Follow writer Mike Wolf’s quest to lower his 18 handicap through MetaGolf’s Player Development Program in this online exclusive:
Thinking the Game with Dr. Bill
The process of getting better at anything – be it piano, French cooking or golf – can be humbling. First there’s the realization that everything you thought you knew about your particular passion was misguided. Then, as Tiger Woods has learned a few times throughout his career, there’s the possibility that things are going to get worse before they get better. The old “break you down to build you back up” narrative that can destroy confidence and make you second-guess every single move. It’s a battle waged within the mind.
But when you’re on the fifth hole of Raccoon Creek Golf Course in Littleton lining up a birdie putt an hour before sunset with the entire course bathed in Francis Ford Coppola lighting, you feel pretty damn good, even if you miss. When you split the unpredictably narrow 7th fairway with a 3-iron that sounds like an axe cutting through maple, you feel like you’re finally turning the corner. It. Feels. Goooood.
In addition to shortening my pre-shot routine, Dr. Bill Campbell and Nicki Poulos at MetaGolf Learning Center have also helped me turn the corner by compacting my swing through video analysis, the topic of my last post. As a result, I’m making more consistent contact with the ball, which has not only helped me off the tee but also around the greens and out of bunkers.

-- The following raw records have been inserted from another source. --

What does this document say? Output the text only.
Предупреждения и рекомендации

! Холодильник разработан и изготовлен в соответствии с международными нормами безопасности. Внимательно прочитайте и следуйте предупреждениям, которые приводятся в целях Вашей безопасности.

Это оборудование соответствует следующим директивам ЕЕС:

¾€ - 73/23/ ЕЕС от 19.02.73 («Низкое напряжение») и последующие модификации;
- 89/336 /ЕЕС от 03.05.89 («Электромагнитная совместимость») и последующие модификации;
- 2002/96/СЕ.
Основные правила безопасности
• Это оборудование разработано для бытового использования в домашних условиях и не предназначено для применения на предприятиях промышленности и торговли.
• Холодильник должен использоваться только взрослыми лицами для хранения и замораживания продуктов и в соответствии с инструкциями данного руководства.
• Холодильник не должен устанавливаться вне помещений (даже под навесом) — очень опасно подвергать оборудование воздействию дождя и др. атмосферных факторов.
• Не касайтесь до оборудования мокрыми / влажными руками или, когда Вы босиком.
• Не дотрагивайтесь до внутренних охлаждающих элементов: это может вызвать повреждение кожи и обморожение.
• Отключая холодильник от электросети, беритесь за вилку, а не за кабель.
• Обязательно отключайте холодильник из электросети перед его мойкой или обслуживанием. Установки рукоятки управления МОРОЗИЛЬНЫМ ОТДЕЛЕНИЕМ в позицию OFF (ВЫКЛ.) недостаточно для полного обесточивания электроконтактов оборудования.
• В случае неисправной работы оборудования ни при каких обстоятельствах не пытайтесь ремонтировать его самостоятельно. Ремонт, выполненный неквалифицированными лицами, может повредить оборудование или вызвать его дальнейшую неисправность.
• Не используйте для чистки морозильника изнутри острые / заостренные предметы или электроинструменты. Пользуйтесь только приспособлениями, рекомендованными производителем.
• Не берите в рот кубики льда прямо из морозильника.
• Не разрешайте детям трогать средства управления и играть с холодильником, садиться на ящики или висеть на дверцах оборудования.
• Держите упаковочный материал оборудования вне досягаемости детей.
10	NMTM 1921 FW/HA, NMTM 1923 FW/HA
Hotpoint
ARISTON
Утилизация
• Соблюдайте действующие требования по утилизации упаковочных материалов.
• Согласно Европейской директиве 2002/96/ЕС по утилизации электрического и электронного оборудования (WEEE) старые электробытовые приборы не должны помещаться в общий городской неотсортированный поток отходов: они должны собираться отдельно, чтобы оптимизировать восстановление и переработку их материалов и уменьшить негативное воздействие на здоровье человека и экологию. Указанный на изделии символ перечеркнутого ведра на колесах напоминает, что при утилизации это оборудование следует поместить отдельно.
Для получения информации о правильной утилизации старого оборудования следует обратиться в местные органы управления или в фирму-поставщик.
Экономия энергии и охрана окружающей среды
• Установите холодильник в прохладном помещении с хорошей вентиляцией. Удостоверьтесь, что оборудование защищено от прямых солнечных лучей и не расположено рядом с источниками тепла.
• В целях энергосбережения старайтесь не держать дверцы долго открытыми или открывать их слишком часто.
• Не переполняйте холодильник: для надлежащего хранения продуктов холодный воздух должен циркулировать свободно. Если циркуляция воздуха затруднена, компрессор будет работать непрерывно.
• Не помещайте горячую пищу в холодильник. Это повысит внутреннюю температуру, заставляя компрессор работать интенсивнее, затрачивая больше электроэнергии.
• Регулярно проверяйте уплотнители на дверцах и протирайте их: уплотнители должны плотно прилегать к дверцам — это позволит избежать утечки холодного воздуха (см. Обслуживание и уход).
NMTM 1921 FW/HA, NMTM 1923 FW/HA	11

As Poulos puts it, “It has to do with consistently hitting the sweet spot on the center of the club face. With a longer swing, you are more likely to hit the ball off-center, and off-center hits result in a loss of distance. The bottom line is that the shorter swing will be more efficient and more consistent.”
Now that I’m hitting the ball where I actually want to more often, the game has become much more enjoyable. What a concept! The strokes I’ve begun to shave off my game feel like just the beginning. Now I’ve got a new mountain to climb – an odyssey of the mind, if you will. Hitting the ball better makes you worry less about three-putting, chili-dipping the occasional wedge and other pesky golf-farts that add strokes to your game like Ben and Jerry’s adds inches to your waistline.
Which brings me to my most recent lesson at MetaGolf – perhaps the best and most unique tutelage I’ve received thus far. Instead of hitting relaxed and consequence-free shots on the range, we’ve decided to play several holes at the par three course located onsite at Broken Tee Golf Course. This affords mental specialist Dr. Campbell an opportunity to analyze my game management. Poulos joins us a few holes in to gauge my progress on mechanics. My conversation with Dr. Bill, who possesses a Zenmaster’s calm way with words, shifts to the increasing difficulty today’s golfers face in quieting the “noise.”
“The culture we have, it’s all multi-tasking,” says Dr. Bill. “As a result, people can’t get their brains quiet enough to execute a shot. No one in society is telling people to get slower, or get simpler or be more meditative. And golf is really like meditation.”
As I line up a long par putt on the second green, bending my creaky knees as far as they’ll go, the good Doctor shakes his head.
“I want you to close your eyes and walk it,” he says. “Get a feel for where it’s going to go.” I breathe like a monk on a mountaintop as I walk the break, feeling the downhill right to left turn in my toes. This kooky stuff works, I think to myself. I stand over the putt and knock it down. Dr. Bill smiles, the twinkle in his eyes akin to Mr. Miyagi watching Daniel nail his crane kick for the first time. However, as we head back to the cart, he has some sobering (and true) observations.
“Most golfers believe that if they play well or if they hit a good shot, then that makes them feel good,” says Dr. Bill. “So the reason to hit good shots is to make them feel good.” I nod like a neanderthal. “It’s backwards. First you have to create the opportunity where you feel good. Then you are able to really play well.
“You came here excited to play and ready to hit the ball, but if you aren’t prepared to hit the ball, then you’ll hit shots like the first two you just made on that hole. You made a great putt for your par, but that’s really just getting by on talent. Your mental handicap is double what your physical handicap is.”
The golf whisperer is correct in his assessment. And that’s what I like about the folks at MetaGolf. They keep pushing through the slightest improvement. Since I began hitting the ball consistently I’ve been too overjoyed to focus on putting and preparation. If this were piano or French cooking, it would be time to learn the whole tune by memory, or time to make the veal stock from scratch. Now, it’s time to turn bogeys into birdies.